Can a high quota of women and good environmental standards be expressed in euros in the annual report? SAP manager Bildmayer says: Yes! – and makes suggestions as to what else a price tag should show.
Mr. Bildmayer, the “Quarta Vista” project is funded by the Federal Ministry of Labor to find rules for sustainable balance sheets. Why is that even necessary?
The core of our current accounting is very old; the Venetians already calculated similarly. The new balance sheet has been expanded, it contains more than just the hard, pure business figures. In future, we want to record in a balance sheet what we do, good and bad, for sustainability, society and knowledge. And not at the back of page 120 in the sustainability report, but at the front, directly in the key financial figures.
What should change?
So far, investments in sustainability have only made an impact on the expense side. For example, if you are sent on a training course, the company receives an invoice for 3,000 euros, and that’s it. So far, it is not stated anywhere that you will come back a bit more knowledgeable and motivated and have thus become more valuable to the company. The company should be able to credit itself with this added value on the credit side in the classic financial part – and write it off over time, because knowledge and motivation expire over the years.

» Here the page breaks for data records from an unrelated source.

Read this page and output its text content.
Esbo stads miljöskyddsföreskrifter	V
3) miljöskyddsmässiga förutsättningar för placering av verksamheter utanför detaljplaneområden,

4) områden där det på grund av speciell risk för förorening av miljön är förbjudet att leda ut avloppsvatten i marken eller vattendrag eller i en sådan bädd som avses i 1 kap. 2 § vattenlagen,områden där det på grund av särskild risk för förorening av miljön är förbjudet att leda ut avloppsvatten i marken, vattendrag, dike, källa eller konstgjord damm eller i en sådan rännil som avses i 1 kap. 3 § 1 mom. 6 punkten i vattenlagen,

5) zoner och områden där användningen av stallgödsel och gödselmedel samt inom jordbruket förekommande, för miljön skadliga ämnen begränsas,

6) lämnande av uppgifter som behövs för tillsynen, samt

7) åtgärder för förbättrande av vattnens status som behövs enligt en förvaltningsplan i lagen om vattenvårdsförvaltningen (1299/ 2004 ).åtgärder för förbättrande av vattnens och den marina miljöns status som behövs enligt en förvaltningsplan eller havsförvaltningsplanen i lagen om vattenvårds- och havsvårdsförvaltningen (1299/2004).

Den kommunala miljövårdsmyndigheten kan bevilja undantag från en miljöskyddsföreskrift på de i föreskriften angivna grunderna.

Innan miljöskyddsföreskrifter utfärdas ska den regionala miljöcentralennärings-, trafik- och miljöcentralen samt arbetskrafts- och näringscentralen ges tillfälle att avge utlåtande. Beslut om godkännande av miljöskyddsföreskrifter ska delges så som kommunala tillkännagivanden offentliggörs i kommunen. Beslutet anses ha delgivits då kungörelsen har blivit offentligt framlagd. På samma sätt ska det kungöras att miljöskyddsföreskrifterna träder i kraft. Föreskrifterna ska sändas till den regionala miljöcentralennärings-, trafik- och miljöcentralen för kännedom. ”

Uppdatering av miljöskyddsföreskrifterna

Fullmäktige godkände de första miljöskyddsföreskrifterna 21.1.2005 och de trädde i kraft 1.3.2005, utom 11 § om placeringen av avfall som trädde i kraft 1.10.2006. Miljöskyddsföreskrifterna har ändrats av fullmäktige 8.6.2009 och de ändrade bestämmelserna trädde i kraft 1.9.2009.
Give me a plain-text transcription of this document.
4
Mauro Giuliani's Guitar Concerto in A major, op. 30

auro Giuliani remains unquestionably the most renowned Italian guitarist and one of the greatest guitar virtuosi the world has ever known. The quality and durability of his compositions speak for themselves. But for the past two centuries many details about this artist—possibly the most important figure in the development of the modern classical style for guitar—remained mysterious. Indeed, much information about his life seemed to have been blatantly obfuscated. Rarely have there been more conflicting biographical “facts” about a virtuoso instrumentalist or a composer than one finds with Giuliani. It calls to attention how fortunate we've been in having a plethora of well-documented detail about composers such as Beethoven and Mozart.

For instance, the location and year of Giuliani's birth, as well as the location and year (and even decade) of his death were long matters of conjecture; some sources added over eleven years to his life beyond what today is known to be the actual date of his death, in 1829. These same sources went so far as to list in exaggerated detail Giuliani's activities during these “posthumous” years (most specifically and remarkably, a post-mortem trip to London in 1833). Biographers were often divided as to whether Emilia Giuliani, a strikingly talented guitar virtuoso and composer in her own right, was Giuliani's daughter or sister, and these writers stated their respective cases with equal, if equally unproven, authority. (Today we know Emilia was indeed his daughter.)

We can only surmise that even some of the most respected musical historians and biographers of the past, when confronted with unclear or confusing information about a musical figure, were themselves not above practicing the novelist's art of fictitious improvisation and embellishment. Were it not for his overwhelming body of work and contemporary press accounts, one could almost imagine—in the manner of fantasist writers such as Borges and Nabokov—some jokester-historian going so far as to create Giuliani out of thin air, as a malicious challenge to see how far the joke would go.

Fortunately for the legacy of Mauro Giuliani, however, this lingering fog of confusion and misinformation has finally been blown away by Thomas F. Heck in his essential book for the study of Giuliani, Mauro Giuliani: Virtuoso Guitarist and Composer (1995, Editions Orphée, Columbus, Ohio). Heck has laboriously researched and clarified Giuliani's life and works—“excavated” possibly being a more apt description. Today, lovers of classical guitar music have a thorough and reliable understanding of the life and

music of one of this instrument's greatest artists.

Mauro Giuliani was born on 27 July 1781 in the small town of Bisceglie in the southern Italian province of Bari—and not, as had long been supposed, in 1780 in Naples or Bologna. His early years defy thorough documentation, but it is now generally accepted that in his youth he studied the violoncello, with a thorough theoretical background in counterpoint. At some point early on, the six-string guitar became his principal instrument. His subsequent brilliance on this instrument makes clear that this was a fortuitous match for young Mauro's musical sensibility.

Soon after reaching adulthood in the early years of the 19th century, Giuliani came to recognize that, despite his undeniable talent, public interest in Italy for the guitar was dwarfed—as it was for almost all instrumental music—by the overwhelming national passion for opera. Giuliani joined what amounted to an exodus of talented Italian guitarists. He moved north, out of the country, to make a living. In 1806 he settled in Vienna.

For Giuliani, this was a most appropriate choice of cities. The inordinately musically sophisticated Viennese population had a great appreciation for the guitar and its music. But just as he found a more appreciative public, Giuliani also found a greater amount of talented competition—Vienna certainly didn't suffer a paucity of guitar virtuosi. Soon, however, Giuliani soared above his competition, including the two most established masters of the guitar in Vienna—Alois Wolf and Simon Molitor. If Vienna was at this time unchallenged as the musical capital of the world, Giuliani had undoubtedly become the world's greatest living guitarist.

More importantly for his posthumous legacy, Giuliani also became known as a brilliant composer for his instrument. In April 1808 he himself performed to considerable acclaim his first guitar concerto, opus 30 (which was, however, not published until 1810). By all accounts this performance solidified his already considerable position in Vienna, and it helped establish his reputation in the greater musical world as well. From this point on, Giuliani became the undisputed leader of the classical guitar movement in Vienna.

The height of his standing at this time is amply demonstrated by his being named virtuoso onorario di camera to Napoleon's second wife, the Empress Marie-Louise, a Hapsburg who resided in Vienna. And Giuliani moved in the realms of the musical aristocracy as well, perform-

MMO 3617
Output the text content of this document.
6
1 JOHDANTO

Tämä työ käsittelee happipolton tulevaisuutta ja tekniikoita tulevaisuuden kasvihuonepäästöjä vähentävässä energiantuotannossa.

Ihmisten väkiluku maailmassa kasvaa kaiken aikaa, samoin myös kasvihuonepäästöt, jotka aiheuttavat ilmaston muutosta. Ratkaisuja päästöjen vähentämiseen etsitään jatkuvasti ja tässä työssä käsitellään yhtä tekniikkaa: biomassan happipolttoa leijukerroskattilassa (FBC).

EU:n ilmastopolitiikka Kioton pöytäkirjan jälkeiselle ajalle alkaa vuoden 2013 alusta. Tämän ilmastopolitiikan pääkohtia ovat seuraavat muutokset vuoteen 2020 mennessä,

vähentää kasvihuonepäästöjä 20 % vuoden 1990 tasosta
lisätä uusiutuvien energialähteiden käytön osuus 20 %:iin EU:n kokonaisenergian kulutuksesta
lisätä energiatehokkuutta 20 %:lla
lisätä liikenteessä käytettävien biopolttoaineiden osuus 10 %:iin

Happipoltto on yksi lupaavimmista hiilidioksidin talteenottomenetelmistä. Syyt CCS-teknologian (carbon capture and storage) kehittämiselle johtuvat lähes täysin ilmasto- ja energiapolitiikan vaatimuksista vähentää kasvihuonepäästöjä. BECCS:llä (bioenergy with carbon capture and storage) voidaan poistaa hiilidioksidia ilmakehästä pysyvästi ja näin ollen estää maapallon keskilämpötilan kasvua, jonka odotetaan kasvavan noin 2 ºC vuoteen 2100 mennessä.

How is that supposed to work concretely?
Not only do we need rules for how to write off a machine over the years, we also need rules for attribution. We should create a catalog of things for which I can positively credit myself with a value on my balance sheet. However, this will never happen without conflict.
What do you mean by that?
For example, if you sell a hammer that was locally manufactured here in Germany, then maybe three people will make money from it: the producer, the supplier and the seller. If you have the same hammer made in Asia, there will be a lot more manual labor there and a lot more people will make money from it. That makes more people happy. At the same time, however, the hammer’s CO2 footprint is huge, which is bad.
The conflict of goals is clear. But how do you want to show that in a balance sheet in euros and cents?
The CO2 price has already been set, which will be 25 euros per ton from January. We are still working on how to better illustrate the value of human work.
Does a worker in Germany count more than a worker in Bangladesh?
We shouldn’t do that, otherwise we’ll play entire societies off against each other.
Then some employers will relocate thousands of jobs to low-wage countries in order to smooth out their balance sheet.
We still have to work on that too. But that’s exactly what our project is about: We have to think of such opportunities and fill the loopholes for windy traders.
When do you want to be finished?
Emotionally I would like to be finished tomorrow. But it will probably take another ten years. Such accounting must also be rolled out across Europe. It would make no sense at all to introduce them only in Germany.
Many EU countries have had major economic problems since the Corona crisis at the latest. Do those responsible in these countries want to know something about sustainable accounting at the moment?
There is already a certain information gap in the EU.
In other words: the Eastern Europeans don’t want to know anything about it.
There are great people in these countries and there are always skeptics as well. But it doesn’t help. Someone actually has to do the Pentecost and go ahead. If we just keep saying “you have to”, nothing happens.
Let us assume that a company only makes profit under the new rules because it credits itself with social and ecological effects. Then at some point, despite a positive balance sheet, it will be broke.
This is purely mathematically possible. But we want to incorporate a corrective into the new accounting: If this company is doing badly, it will have to lay off employees. That then has a negative impact. This company then slips into the red even under the new rules.
Assuming a company increases the proportion of women, but at the same time consumes more electricity: How can that be offset against each other?
The key question is: What is important to me as a company? After that you have to steer.
Then those who already have a high quota of women will weight them heavily.
Right. That is why politicians have to set a few guard rails within which companies can operate. And something else has to change: we need more transparency. The average customer currently only looks at the price and nothing else. But if you could simply show him on the price tag: There is so much child labor in this product and it was produced in such an environmentally harmful manner, then something would change.